In the 2017 crop year however, the community has requested support from PAC3 to begin development of the site. The women of the various villages undertook a trial to produce cereal (sorghum) and legume (groundnut) in accordance with the objective of the micro project (increase in agro-sylvo-pastoral production). The experience is said to come from start-up and monitored closely by the municipality and all concerned technical departments.

The ANR component is implemented in the fields of the volunteers with the supervision of the service of the environment and the PAC3 personnel.

The revelations were made to a group of journalists and communicators attending the Regional Workshop on Communicating Project Results to Different Audiences in Niamey recently under the Building Resilience through Innovation, Communication and Knowledge Services (BRICKS) project. It was supported by the International Union for the Conservation of Nature (IUCN), Global Environment Facility (GEF), World Bank, Sahara and Sahel Observatory (OSS) and Permanent Interstate Committee for Drought Control in the Sahel (CILSS).

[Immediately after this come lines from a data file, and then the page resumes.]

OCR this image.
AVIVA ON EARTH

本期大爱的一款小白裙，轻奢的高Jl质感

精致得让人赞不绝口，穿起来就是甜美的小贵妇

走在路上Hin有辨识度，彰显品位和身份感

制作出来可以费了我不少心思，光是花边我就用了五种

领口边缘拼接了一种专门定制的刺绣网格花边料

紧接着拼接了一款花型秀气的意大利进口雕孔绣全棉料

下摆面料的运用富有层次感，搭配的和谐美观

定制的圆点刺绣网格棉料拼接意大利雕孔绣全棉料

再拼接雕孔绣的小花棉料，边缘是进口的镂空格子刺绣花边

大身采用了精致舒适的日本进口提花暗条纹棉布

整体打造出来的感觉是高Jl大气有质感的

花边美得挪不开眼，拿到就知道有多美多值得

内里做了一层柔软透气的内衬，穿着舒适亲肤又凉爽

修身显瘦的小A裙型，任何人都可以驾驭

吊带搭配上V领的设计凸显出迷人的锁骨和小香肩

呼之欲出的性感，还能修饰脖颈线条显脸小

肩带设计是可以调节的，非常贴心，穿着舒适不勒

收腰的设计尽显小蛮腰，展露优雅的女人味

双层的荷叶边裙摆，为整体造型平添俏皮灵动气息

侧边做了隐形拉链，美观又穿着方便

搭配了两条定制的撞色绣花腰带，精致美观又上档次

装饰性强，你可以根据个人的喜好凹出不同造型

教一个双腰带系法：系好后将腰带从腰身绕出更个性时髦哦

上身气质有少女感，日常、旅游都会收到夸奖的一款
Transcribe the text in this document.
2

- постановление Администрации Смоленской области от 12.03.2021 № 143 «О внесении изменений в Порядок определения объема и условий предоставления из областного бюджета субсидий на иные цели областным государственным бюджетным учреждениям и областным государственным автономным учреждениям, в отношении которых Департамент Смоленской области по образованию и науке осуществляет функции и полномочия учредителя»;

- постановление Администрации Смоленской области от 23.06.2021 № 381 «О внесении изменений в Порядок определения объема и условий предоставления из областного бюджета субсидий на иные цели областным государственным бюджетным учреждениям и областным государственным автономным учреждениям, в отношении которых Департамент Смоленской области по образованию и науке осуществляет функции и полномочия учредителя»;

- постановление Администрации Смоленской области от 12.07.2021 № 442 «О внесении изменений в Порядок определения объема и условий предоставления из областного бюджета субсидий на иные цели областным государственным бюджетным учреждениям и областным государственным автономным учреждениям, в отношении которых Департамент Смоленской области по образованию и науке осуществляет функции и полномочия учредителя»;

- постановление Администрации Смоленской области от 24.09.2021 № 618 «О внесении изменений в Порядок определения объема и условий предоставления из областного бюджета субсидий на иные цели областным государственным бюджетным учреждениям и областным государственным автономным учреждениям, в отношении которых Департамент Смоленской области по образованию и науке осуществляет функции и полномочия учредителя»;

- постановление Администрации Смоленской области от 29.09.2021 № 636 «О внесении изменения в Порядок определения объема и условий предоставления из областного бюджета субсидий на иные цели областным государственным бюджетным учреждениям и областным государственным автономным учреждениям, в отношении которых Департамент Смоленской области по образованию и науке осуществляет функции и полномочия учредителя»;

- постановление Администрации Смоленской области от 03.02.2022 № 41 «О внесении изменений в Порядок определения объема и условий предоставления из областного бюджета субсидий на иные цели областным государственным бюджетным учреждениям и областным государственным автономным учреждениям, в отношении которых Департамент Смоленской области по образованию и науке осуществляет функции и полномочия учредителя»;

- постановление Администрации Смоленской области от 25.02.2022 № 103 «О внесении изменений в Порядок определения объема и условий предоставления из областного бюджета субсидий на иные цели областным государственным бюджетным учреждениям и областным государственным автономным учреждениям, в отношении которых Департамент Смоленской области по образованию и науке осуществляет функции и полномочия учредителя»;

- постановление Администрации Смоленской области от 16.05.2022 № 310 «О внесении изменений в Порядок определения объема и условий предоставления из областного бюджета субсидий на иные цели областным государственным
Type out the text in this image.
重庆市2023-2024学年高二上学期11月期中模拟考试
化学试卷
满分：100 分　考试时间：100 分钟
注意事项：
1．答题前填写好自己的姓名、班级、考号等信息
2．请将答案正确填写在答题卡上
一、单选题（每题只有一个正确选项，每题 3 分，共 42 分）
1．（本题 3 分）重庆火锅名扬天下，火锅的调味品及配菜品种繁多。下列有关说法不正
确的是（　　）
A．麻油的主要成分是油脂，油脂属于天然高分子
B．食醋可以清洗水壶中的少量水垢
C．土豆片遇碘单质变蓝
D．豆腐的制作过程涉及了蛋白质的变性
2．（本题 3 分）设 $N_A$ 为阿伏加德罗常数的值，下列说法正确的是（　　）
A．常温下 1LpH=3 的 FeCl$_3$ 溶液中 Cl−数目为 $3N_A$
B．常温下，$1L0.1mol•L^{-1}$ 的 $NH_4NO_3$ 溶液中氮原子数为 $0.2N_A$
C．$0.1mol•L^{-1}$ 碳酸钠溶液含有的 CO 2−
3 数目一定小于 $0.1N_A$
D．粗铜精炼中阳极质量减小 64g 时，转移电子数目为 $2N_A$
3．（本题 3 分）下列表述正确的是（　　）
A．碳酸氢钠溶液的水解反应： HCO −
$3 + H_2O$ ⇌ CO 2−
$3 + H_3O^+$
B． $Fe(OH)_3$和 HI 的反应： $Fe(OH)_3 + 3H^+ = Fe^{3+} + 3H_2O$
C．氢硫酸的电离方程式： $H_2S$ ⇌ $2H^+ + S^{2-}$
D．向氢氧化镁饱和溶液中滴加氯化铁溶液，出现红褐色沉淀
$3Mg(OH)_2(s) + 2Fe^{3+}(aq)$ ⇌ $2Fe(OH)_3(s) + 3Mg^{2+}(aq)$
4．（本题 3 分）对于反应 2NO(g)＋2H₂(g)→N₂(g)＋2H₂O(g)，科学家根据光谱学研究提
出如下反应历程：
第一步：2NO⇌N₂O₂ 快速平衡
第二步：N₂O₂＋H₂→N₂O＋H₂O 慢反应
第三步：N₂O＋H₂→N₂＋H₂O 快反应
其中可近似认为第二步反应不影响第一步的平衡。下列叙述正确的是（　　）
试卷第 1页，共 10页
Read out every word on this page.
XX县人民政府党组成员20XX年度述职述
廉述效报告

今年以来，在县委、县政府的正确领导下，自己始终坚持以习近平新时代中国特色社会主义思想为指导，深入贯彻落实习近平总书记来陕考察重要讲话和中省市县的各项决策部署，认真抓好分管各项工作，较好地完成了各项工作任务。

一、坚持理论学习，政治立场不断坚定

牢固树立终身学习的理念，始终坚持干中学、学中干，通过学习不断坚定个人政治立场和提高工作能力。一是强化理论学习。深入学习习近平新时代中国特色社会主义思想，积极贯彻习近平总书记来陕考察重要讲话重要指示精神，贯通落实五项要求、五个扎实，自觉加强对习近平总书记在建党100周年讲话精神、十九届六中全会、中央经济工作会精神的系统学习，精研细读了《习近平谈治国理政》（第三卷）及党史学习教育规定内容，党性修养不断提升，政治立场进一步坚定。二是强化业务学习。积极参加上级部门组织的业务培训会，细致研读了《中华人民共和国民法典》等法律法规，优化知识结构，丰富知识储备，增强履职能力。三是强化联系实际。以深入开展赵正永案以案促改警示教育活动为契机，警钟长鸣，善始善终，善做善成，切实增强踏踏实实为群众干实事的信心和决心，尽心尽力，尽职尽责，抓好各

An indigene of Tchirofondou, Ismanu Madu, said: “We now plant sorghum. Initially, we were faced with a lot of difficulties. From the fodder grown on the site, we were able to take care of our expenses. With the project, everything invested has helped improve living conditions and women’s livelihood.

“All the women are mobilised and have to work in order to draw the maximum benefits of the project. Even after the project ends, they will continue, as they have seen its benefits.”

Referring to the numerous bow-shaped mounds made of earth on the field, another local folk submitted: “It is used to trap the rain water, which infiltrates the soil, and from where vegetation grows. It is called the ‘half moon’.

“The site depends on rainfall exclusively. For the future, we plan to dig boreholes on this site as well as on others. The crops we grow here are drought-resistant, such as sorghum, peanuts, okra and sesame. We do mixed cropping. We sell grass for animal feed and gum Arabic, which yields about CFA 800,000 per ha per annum.

“We have other sites (total of 26 sites) that have started planting the gum Arabic, and it is on the basis of this that we did this projection. PAC1 and PAC2 featured 45,000 ha with the cultivation of gum Arabic and fodder grass. However, 86,000 ha are being cultivated under PAC3, with the cultivation of agricultural produce, gum Arabic and fodder grass.”